Ernesto viejo había querido hacer muchas cosas en su vida. Según él, apenas logró terminar la secundaria, cursó arquitectura pero no terminó, estudió algo de ingeniería, luego trató de entender temas de petróleo. Desde los comienzos del Che en Rosario, pasando por la plantación de yerba mate en Misiones, la residencia en Córdoba, Ernesto viejo encaró muchos proyectos y fracasó en casi todos. Sus historias personales no eran lineales, siempre tenían variantes en las personalidades y en las acciones.

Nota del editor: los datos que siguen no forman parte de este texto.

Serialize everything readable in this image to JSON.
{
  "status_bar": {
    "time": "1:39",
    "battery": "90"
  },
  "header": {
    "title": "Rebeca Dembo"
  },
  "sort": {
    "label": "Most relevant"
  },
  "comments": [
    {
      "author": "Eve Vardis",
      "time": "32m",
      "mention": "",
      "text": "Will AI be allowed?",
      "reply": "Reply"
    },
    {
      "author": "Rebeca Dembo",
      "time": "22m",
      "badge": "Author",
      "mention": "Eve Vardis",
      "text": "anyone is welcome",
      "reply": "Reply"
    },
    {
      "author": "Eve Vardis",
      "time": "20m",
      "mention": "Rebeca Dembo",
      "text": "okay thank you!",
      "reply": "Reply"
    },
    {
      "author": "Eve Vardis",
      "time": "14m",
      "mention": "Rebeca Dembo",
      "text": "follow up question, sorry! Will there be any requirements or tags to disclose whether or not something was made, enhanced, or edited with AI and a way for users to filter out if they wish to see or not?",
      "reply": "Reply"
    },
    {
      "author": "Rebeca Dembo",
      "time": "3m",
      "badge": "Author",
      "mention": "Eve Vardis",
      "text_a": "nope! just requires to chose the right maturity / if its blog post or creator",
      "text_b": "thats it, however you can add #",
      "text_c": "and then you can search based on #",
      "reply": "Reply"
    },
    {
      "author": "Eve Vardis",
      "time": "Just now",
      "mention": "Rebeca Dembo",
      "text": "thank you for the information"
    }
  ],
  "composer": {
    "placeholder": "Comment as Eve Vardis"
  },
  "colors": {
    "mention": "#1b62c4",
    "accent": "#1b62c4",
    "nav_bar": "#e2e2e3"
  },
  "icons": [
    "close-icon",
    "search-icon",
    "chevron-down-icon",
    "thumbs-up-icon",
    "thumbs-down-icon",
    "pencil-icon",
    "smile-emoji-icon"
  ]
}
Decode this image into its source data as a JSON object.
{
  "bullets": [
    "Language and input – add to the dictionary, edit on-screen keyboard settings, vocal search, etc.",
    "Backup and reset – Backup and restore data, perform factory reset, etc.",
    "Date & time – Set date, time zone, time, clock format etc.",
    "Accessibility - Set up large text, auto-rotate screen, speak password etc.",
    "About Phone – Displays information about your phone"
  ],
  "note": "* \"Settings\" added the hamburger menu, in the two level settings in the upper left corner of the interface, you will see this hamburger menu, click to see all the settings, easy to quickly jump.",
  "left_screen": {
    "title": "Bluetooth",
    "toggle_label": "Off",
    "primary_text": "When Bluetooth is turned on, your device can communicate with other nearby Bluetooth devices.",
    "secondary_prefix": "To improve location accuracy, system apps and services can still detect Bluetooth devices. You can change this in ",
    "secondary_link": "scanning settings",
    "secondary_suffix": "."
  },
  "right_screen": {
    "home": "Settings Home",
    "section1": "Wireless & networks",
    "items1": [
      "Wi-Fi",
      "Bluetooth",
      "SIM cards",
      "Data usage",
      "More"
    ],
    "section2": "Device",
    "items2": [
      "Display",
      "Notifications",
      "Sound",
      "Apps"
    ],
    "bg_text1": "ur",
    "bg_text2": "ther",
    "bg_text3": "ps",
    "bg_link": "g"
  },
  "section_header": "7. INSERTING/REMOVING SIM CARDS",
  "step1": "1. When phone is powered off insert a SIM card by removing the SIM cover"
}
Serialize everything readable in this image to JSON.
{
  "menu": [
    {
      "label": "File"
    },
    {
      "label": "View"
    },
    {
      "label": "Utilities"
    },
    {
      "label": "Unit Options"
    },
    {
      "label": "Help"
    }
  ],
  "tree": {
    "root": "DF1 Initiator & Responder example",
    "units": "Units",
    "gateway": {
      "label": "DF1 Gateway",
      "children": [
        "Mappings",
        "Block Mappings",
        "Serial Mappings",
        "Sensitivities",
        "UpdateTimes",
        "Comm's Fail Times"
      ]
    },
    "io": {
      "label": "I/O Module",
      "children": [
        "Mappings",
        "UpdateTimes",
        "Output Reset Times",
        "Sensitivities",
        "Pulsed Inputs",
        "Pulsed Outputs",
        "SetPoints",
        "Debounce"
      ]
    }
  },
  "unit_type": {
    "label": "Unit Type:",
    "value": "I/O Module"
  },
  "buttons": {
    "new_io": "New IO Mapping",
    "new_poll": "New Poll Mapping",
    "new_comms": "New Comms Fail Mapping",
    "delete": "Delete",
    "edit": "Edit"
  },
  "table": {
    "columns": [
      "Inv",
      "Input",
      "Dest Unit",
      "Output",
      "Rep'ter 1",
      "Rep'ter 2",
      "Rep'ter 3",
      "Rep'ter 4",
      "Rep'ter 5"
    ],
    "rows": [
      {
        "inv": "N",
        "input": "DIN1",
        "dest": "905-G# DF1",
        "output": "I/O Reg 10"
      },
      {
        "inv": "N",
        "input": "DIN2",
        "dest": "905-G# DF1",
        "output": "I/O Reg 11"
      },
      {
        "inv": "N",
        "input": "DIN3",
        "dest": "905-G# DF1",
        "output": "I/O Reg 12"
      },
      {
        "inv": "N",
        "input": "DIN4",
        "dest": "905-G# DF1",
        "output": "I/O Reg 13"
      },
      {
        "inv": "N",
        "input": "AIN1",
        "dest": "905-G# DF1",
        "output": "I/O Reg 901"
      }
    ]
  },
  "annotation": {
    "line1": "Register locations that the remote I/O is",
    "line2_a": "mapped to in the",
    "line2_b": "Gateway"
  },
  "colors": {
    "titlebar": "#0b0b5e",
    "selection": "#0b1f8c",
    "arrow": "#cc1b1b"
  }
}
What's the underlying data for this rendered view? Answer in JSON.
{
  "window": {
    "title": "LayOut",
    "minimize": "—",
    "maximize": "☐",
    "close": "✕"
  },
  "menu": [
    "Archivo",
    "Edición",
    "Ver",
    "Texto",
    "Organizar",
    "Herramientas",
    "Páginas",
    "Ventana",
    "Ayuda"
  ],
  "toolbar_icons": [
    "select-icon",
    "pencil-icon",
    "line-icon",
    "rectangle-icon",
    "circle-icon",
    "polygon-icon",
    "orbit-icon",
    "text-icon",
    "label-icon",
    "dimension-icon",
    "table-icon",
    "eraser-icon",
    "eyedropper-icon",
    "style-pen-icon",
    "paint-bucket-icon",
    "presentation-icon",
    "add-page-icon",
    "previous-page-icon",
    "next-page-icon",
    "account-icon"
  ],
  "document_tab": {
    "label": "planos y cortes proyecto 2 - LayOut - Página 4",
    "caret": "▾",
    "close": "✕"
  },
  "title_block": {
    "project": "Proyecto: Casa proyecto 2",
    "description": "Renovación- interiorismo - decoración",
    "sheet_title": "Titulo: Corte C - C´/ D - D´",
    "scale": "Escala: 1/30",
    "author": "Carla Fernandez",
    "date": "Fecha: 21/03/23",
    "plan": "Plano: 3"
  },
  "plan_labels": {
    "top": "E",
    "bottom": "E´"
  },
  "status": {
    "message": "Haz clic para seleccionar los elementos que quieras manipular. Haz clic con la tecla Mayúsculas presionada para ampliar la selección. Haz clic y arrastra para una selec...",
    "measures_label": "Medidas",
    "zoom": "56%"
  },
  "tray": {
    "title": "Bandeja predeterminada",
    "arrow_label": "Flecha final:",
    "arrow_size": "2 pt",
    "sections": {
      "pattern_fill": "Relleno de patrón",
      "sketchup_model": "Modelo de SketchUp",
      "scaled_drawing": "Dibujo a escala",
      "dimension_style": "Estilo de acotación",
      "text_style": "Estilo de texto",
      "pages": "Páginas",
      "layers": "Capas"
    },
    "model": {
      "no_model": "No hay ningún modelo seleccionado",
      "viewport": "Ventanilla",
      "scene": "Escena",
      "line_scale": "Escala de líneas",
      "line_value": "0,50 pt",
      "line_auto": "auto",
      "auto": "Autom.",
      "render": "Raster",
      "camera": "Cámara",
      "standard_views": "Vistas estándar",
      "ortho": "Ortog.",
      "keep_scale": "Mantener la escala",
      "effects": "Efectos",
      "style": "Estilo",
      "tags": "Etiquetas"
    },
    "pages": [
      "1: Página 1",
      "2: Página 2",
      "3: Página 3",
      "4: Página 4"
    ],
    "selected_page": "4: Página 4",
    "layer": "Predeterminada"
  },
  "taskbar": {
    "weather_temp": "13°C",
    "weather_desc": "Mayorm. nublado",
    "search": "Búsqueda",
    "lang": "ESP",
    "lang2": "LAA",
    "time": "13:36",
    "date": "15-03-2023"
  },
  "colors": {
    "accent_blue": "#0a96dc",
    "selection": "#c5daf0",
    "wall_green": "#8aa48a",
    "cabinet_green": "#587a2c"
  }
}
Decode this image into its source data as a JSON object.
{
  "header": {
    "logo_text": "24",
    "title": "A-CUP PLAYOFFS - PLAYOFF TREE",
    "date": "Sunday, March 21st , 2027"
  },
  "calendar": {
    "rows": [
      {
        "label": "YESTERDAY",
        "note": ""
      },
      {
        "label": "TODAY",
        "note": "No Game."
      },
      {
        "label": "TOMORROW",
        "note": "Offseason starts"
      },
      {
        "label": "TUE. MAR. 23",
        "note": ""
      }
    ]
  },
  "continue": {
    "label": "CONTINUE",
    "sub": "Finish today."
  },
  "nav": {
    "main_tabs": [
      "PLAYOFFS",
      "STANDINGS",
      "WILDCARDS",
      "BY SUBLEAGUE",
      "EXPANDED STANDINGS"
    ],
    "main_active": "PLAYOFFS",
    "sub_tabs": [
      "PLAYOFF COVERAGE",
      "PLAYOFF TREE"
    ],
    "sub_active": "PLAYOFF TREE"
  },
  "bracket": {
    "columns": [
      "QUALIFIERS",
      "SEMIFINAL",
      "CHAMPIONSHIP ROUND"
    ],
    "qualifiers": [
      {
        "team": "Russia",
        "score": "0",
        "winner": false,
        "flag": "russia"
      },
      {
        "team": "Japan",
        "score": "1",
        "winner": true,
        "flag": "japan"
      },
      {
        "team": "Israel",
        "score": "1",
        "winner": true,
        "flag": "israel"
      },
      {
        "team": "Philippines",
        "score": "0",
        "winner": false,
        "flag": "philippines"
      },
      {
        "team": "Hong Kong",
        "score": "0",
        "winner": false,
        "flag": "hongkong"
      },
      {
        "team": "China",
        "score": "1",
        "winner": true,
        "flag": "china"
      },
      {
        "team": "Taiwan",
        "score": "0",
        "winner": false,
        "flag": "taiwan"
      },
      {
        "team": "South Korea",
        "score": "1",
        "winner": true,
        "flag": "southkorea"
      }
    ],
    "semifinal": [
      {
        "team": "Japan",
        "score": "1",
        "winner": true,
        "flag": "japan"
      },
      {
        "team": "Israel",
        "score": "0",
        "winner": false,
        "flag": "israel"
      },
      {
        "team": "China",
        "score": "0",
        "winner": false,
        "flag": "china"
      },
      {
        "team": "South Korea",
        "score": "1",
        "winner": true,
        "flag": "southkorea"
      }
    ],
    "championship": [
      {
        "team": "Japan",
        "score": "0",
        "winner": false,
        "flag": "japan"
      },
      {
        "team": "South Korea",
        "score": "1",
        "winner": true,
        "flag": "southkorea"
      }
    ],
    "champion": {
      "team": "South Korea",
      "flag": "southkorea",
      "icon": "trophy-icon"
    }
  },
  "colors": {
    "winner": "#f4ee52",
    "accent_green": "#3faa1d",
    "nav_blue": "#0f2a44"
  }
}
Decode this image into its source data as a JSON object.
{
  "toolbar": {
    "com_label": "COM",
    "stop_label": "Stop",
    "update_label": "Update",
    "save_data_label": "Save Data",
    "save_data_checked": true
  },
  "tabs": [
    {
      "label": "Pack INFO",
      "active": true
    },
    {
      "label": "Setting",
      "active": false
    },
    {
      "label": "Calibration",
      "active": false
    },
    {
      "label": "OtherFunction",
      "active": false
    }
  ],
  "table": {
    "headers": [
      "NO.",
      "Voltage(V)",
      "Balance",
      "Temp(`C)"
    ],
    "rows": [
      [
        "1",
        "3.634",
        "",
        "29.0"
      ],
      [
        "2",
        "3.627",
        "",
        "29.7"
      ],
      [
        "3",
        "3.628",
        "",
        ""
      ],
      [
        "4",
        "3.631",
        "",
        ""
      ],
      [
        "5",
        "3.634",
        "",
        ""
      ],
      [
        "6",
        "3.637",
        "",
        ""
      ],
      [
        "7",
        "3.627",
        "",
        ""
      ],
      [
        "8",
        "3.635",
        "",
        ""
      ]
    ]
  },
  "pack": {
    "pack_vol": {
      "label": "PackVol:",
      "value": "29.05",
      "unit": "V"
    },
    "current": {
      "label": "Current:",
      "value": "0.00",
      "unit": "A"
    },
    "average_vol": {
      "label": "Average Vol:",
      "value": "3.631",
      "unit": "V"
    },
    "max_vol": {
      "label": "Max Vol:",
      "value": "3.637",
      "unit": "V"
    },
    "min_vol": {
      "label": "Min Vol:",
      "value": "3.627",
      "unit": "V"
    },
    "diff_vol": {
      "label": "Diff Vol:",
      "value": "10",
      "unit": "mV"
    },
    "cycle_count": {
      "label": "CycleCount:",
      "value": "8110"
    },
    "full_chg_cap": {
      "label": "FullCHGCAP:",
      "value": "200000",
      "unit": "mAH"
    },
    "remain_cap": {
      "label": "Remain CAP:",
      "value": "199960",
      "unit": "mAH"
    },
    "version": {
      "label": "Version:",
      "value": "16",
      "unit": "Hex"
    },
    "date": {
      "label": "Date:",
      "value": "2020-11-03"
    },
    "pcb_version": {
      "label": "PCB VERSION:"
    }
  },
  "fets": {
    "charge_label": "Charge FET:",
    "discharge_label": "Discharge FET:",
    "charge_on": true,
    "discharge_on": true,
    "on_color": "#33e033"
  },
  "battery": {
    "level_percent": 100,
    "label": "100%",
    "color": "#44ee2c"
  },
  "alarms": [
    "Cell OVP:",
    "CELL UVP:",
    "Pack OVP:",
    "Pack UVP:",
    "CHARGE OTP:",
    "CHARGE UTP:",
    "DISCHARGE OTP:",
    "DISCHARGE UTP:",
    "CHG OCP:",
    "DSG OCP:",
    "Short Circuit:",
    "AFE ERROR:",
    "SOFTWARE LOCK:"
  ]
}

Quiero pensar que por eso insistía en que "tengo que hacerla bien", la entrevista. Matizaba las memorias de su hijo histórico, revolucionario, tema constante en su monólogo, con sus historias personales.
Uno de estos pasajes era de cuando fue a hacerse un traje a medida en una sastrería del centro de Buenos Aires luego del triunfo de la Revolución Cubana. Le dijo al sastre que tenía que quedar bien justo, elegante, cajetilla, pero lo suficientemente suelto como para que no lo trabe la ropa si se metía en una pelea. Tenía que poder defenderse y a su hijo en una emergencia. Ilustraba esta posibilidad tirando puñetazos al aire hasta el alcance del brazo, demasiado cerca de la cara del sastre. Cada vez que tiraba una trompada escuchaba como se rajaba el cosido de un sobaco o del cosido de la espalda. Guevara daba así clara indicación que su ropa necesitaba triple cosido para resistir semejantes piruetas. Cuando ya no podía reclamar más ni la casa estaba dispuesta a contemplar mayores cambios o reparaciones, Guevara se retiró del comercio donde se había atendido durante años vestido en ropa de cajetilla, poco, podía asociarse más con una serie de bolsas Príncipe de Gales.
A un anglo parlante como yo, Guevara padre le gustaba contar la historia de una abuela que había sido llevada de niña a California en una aventura de búsqueda de oro. Era la parte Lynch de la familia Guevara, una dosis exótica irlandesa en la familia. Los detalles no abundaban, si bien los pedí varias veces por interés personal, pero solo se sabía que la abuela Lynch había sido residente californiana durante la "fiebre del oro", entre 1848 y 1855. La fiebre se enfrió. La posibilidad de enriquecerse se hacía más difícil a medida que aumentaba el número de buscadores del metal. El fracaso de la aventura había hecho volver esa parte de la familia a la Argentina.
Su catálogo de bravos antepasados, hombres y mujeres, servía a Guevara viejo para ilustrar en forma generosa la vida azarosa que había elegido su hijo: herencia de familia. Insistió una y otra vez que su hijo no era un mito, era un hijo. Él era el padre orgulloso.